Austria is home to many enchanted locales that evoke the melodies of famed composers, the sensation of dizzying whirls atop lush hills, and picture-postcard-perfect views. Yet beyond the bustling cities of Vienna and Salzburg, there's the charming hamlet of Dürnstein.
Nestled deep within the rolling Wachau valley of Austria, Dürnstein lies only 50 miles west of Vienna, crowned by the ruins of the mighty castle fortress that once imprisoned King Richard the Lion-hearted of England.
While strolling through the narrow, cobblestone streets, you can step into one of the town's wine taverns and sample the unique vintages of this fertile land. The Wachau valley is known for its nectarous Apricot spirits, and every shop in town offers free samples of brandy, liqueur, or schnapps. Once your thirst has been quenched, you can continue walking through the town towards the castle and the baroque monastery. Along the way, feel free to admire the old burgher and townhouses dating from the 16th and 18th-centuries or linger a few moments by the banks of the Danube river.
The name "Dürnstein" stems from the rocky terrain, "dem dürren [dry] Stein [stone]", upon which the town was founded. During the middle ages, the steep riverbanks protected the site against flooding but left enough room to build the little town and fortify the walls of the castle.
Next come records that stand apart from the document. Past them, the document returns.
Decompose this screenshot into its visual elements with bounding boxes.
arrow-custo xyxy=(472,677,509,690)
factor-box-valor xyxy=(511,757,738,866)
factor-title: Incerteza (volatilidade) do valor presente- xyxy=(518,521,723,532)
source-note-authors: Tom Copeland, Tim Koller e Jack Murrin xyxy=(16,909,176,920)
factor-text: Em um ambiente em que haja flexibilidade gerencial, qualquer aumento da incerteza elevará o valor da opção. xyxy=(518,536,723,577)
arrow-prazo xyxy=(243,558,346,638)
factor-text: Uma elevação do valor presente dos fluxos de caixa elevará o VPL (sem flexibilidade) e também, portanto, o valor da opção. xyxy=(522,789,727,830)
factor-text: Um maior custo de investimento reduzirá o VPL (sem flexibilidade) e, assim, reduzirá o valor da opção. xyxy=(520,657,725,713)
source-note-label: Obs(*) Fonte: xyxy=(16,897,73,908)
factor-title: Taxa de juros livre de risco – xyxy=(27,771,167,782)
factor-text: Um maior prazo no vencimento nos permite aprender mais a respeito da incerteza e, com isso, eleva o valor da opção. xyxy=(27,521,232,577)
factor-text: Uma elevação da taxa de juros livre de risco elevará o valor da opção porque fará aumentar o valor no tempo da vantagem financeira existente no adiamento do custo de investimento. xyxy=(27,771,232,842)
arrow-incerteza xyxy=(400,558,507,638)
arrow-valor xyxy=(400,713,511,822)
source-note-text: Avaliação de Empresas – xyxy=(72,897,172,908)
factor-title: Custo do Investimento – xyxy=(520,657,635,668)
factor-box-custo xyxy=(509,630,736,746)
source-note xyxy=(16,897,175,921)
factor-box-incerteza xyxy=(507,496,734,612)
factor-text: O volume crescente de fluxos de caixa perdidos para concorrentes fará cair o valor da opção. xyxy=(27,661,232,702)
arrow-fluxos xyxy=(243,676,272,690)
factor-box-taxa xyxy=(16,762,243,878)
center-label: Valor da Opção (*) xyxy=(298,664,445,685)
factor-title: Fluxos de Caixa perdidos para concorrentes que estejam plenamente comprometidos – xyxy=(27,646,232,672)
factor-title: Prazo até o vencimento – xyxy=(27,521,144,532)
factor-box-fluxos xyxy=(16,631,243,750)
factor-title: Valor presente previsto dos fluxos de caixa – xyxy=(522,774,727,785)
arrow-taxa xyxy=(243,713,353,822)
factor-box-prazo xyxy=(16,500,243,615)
Since Dürnstein is located in the narrower, lower part of the valley, both the roads and the river could easily be closed off against invaders.
The fortress that sits 520 ft (159 m) above the town is linked to the turbulent history of the Crusades. Within the towering stone walls, Leopold V, the Babenberg duke ruling Dürnstein, held the English king Richard the Lion-Hearted of England prisoner in 1193. According to legend, when Richard tried to travel through Austria incognito, Leopold captured and imprisoned the English monarch in retaliation for the insults Richard had spat at the powerful Austrian when they both fought in Palestine for the Holy Land.
For many years, nobody knew exactly where in Austria the English king was incarcerated. However, Richard's minstrel, Blondel, went from castle to castle, playing his lute and singing the king's favorite tunes. While at the castle of Dürnstein, Blondel played and Richard sang the lyrics in reply. The revelation compelled the duke to move his prisoner to a fortress in the Rhineland Palatinate, and demand a high ransom for Richard's release. After the sum had been met, the Lion-Hearted king was free to return to England.
There are two ways to up to the castle. (1) Outside of the town-wall there is a path that is covered with asphalt, but only for the first few meters. The rest of the distance is mostly sand and loose stone, so make sure you wear shoes with plenty of grip in the soles. (2) Inside the town there are two paths with steps. These paths wind through the woods, and can make for a cool, refreshing hike in the summer months.
The 15th-century Pfarrkirche (Parish Church) is also a great place to visit. Originally part of an Augustinian monastery, the chapel was reconstructed in the baroque style, and the church tower is considered to be one of the finest architectural landmarks in the Danube valley.
If you're driving to Dürnstein from Vienna, take Route 3 west. From the town of Krems, continue driving west along Route 3 for 8 km (5 miles). If traveling by train from Vienna, remember that there is a transfer in Krems, where the trains depart approximately every 2 hours on river-running routes; it should be a 6 km (4-mile) trip to Dürnstein. For schedules, call tel. 05/1717 in Vienna or visit http://www.oebb.at/vip8/oebb/de/. You can also take a 20-minute bus ride form Krems to Dürnstein.
For more information, feel free to visit Dürnstein's tourism website or the little tourist office, housed in the town in the east parking lot, Parkplatz Ost (tel. 02711/200), open only April to October, daily, from 11 am to 6 pm.
Although it may only take a few minutes to walk from one end of the town to the other, travelers should not rush through Dürnstein and risk missing all its hidden charms. Rather, relax, kick up your heels, and try some good wine. As they say in Austria, "Prost!"